Muitos poetas estão atentos àquilo que Bachelard chamou de “poética do espaço”, impulsionados a um só tempo pela imaginação e pelo inconsciente. Assim, é reconfortante pensar que a cidade é a nossa casa, o nosso espelho, o nosso útero, o nosso lar, a nossa família, a nossa âncora na dinâmica fluidez do tempo e do espaço. Naturalmente, a poesia da cidade ou sobre cidades também está vinculada ao simbolismo e ao imaginário da terra natal, da terra-mãe.

Uma capital do Ocidente é, por excelência, símbolo da cultura letrada. Segundo o crítico alemão Walter Benjamin, “Esta cidade se inscreveu tão indelevelmente na literatura porque nela mesma atua um espírito aparentado aos livros”. Segundo Benjamim, “de todas as cidades não há nenhuma que se ligue mais intimamente ao livro” e completa, com uma imagem que se tornou conhecida: “Paris é um grande salão de biblioteca atravessado pelo Sena”. Com efeito, sem conhecer sua literatura, não se terá conhecido bem Paris.

Ao concluir este tão breve quanto lacunoso passeio por tema sempre caro aos recifenses, quero contrastar essa monumentalidade de Paris com a cidadezinha anônima, mas igualmente cenográfica, de um belo soneto de Mario Quintana, soneto que parece resgatá-la de sua humildade e que nos deixa entre o devaneio do imaginário e o poderoso encanto das coisas simples.

Cidadezinha cheia de graça…

            Tão pequenina que até causa dó!

            Com seus burricos a pastar na praça…

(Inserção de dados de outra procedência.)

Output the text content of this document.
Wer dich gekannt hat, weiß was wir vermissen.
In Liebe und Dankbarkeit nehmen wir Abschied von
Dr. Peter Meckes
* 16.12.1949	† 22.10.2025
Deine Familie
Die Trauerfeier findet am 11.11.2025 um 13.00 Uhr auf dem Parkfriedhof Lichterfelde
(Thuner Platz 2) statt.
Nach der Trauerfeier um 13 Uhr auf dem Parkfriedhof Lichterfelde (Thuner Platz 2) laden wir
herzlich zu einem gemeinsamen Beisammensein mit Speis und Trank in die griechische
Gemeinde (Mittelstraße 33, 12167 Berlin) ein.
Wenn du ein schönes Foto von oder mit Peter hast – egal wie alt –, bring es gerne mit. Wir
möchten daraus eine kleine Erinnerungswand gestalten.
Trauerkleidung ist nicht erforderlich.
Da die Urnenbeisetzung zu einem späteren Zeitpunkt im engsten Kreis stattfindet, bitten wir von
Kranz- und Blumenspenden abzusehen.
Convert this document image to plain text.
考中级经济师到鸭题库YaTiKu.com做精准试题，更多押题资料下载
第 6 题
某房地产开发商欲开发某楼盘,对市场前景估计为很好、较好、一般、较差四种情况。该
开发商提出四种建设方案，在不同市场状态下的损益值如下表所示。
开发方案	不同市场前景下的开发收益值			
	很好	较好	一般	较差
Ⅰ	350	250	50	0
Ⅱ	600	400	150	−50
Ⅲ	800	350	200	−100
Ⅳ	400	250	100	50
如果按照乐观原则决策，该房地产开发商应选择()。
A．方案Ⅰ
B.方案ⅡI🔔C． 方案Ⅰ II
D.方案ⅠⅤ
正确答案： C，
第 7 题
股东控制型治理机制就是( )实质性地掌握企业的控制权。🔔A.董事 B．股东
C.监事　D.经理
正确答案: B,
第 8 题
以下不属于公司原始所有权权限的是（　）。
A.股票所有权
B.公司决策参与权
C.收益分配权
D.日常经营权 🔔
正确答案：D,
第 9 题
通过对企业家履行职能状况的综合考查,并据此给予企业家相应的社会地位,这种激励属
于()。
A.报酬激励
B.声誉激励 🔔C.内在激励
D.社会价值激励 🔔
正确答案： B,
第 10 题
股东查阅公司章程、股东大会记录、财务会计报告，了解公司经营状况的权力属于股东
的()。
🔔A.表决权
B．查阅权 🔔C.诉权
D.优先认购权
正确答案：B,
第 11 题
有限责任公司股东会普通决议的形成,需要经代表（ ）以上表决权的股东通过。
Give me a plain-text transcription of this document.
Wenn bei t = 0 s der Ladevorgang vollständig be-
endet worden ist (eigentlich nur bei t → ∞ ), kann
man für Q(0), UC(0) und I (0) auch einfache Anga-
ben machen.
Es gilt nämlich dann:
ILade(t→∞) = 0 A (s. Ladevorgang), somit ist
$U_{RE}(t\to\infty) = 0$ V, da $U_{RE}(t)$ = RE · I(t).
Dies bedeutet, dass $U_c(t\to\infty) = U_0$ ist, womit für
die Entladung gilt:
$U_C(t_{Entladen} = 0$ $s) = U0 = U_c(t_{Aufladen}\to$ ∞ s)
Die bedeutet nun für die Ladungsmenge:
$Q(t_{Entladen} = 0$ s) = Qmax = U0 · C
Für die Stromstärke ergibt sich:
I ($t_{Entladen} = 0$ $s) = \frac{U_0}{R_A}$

            Sua igrejinha de uma torre só…

 

            Nuvens que venham, nuvens e asas,

            Não param nunca nem um segundo…

            E fica a torre sobre as velhas casas,

            Fica cismando como é vasto o mundo!…

 

            Eu que de longe venho perdido

            Sem pouso fixo (a triste sina!)

            Ah, quem me dera ter lá nascido!

 

            Lá toda a vida poder morar!